Tuesday, December 11, 2012

The Time Traveler’s Wife by Audrey Niffenegger

The title alone can attract a number of readers, I guess. The flip side of an attractive title is the disappointment you get when you find the snappy title contains nothing - like, for example, Haruki Murakami’s The Wind-Up Bird Chronicle. In my case, I’ve been betrayed quite a few times already, so the nice title actually lowered my expectation about the novel. Consequently, the actual reading was very pleasant.

Front cover of book showing young girl from the waist down in knee socks and Mary Janes and empty brown Oxfords next to her on a picnic blanket.
Easily you can see the novel is about pain, or at least, loneliness, since it is about the wife, not the time traveler. But once you open the book, you realize it is also about the time traveler himself, and his pain. I will reveal one very important part of the plot, which means, you must stop reading this article if you don’t want a spoiler. I am giving this book a solid 4-star (out of 5) rating. So, if you are interested enough already, go read it!

The time traveler’s pain lies in that he does not have any control over his own time travel. He calls it a disease, and a doctor is trying to fix it. Henry, the time traveler, feels that he cannot and must not alter any events in the past. However, somehow he made his mind to do two audacious things: to train his younger self to increase the probability of survival when he leaps in time, and to tell her future wife about what will happen and what should be done. The second part, Henry telling Clare of some of their common future, creates a loop of causes and effects, and the fun part of the novel.

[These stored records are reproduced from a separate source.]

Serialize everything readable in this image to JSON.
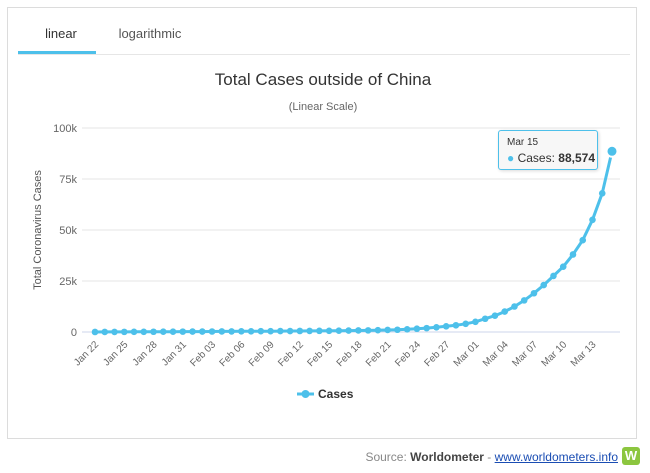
{
  "tabs": [
    {
      "label": "linear",
      "active": true
    },
    {
      "label": "logarithmic",
      "active": false
    }
  ],
  "tooltip": {
    "date": "Mar 15",
    "series_label": "Cases:",
    "value": "88,574"
  },
  "source": {
    "prefix": "Source:",
    "brand": "Worldometer",
    "separator": "-",
    "link": "www.worldometers.info",
    "icon_letter": "W"
  },
  "colors": {
    "series": "#4dc0ea",
    "tab_underline": "#4dc0ea",
    "grid": "#e6e6e6",
    "axis_text": "#666666"
  },
  "chart_data": {
    "type": "line",
    "title": "Total Cases outside of China",
    "subtitle": "(Linear Scale)",
    "xlabel": "",
    "ylabel": "Total Coronavirus Cases",
    "ylim": [
      0,
      100000
    ],
    "yticks": [
      0,
      25000,
      50000,
      75000,
      100000
    ],
    "ytick_labels": [
      "0",
      "25k",
      "50k",
      "75k",
      "100k"
    ],
    "xtick_labels": [
      "Jan 22",
      "Jan 25",
      "Jan 28",
      "Jan 31",
      "Feb 03",
      "Feb 06",
      "Feb 09",
      "Feb 12",
      "Feb 15",
      "Feb 18",
      "Feb 21",
      "Feb 24",
      "Feb 27",
      "Mar 01",
      "Mar 04",
      "Mar 07",
      "Mar 10",
      "Mar 13"
    ],
    "legend_position": "bottom",
    "grid": true,
    "categories": [
      "Jan 22",
      "Jan 23",
      "Jan 24",
      "Jan 25",
      "Jan 26",
      "Jan 27",
      "Jan 28",
      "Jan 29",
      "Jan 30",
      "Jan 31",
      "Feb 01",
      "Feb 02",
      "Feb 03",
      "Feb 04",
      "Feb 05",
      "Feb 06",
      "Feb 07",
      "Feb 08",
      "Feb 09",
      "Feb 10",
      "Feb 11",
      "Feb 12",
      "Feb 13",
      "Feb 14",
      "Feb 15",
      "Feb 16",
      "Feb 17",
      "Feb 18",
      "Feb 19",
      "Feb 20",
      "Feb 21",
      "Feb 22",
      "Feb 23",
      "Feb 24",
      "Feb 25",
      "Feb 26",
      "Feb 27",
      "Feb 28",
      "Feb 29",
      "Mar 01",
      "Mar 02",
      "Mar 03",
      "Mar 04",
      "Mar 05",
      "Mar 06",
      "Mar 07",
      "Mar 08",
      "Mar 09",
      "Mar 10",
      "Mar 11",
      "Mar 12",
      "Mar 13",
      "Mar 14",
      "Mar 15"
    ],
    "series": [
      {
        "name": "Cases",
        "values": [
          10,
          30,
          40,
          60,
          80,
          100,
          120,
          140,
          160,
          180,
          200,
          220,
          250,
          270,
          290,
          320,
          350,
          380,
          410,
          440,
          470,
          500,
          530,
          560,
          600,
          650,
          700,
          750,
          800,
          900,
          1000,
          1100,
          1300,
          1600,
          1900,
          2300,
          2800,
          3300,
          4000,
          5000,
          6500,
          8000,
          10000,
          12500,
          15500,
          19000,
          23000,
          27500,
          32000,
          38000,
          45000,
          55000,
          68000,
          88574
        ]
      }
    ]
  }
}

I don’t think that anybody will call this a science fiction in a serious sense. The author does not attempt to explain any kinds of time paradox, nor does she even try to make the events more plausible by explaining things in a pseudo-scientific ways. It is extremely uncommon in a usual time-traveling sci-fi that the time traveling self interacts with himself in the space-time he travels. Henry says that he could not affect the way things evolve even though he tried, then later he does things that might well affect the future, for example, buying winning lotteries and picking stocks with clairvoyance. More profoundly, what if he could avoid meeting Clare in their initial encounter-to-be? Henry says he dare not ride on airplanes because of the danger of being on 5,000 feet high in the air when he gets back from time traveling, but the danger is not much less for a car traveling.

However, the gist of the novel lies in the feelings of the people involved in the fate of Henry’s. Therefore, this is not a science fiction, and is not to be blamed for such minor factors. Readers are fixated on such memorable scenes such as when Richard cuddles newly born Alba or when Henry meets 82-year-old Clare.

In this respect, it is too bad that the author actually made the time-traveling a disease, which some people might be able to control well, like Alba. Alba will find it extremely difficult to avoid becoming a superhero after all, with her “controlled” disease. This takes all the epic nature of the disease away from her, and makes any further story-telling on her future meaningless.

Still, the final verdict on this novel is, yes, a solid 4-star rating. The emotional depth of the happy and sad story between Henry and Clare is strong enough to pull any reader into its gravity.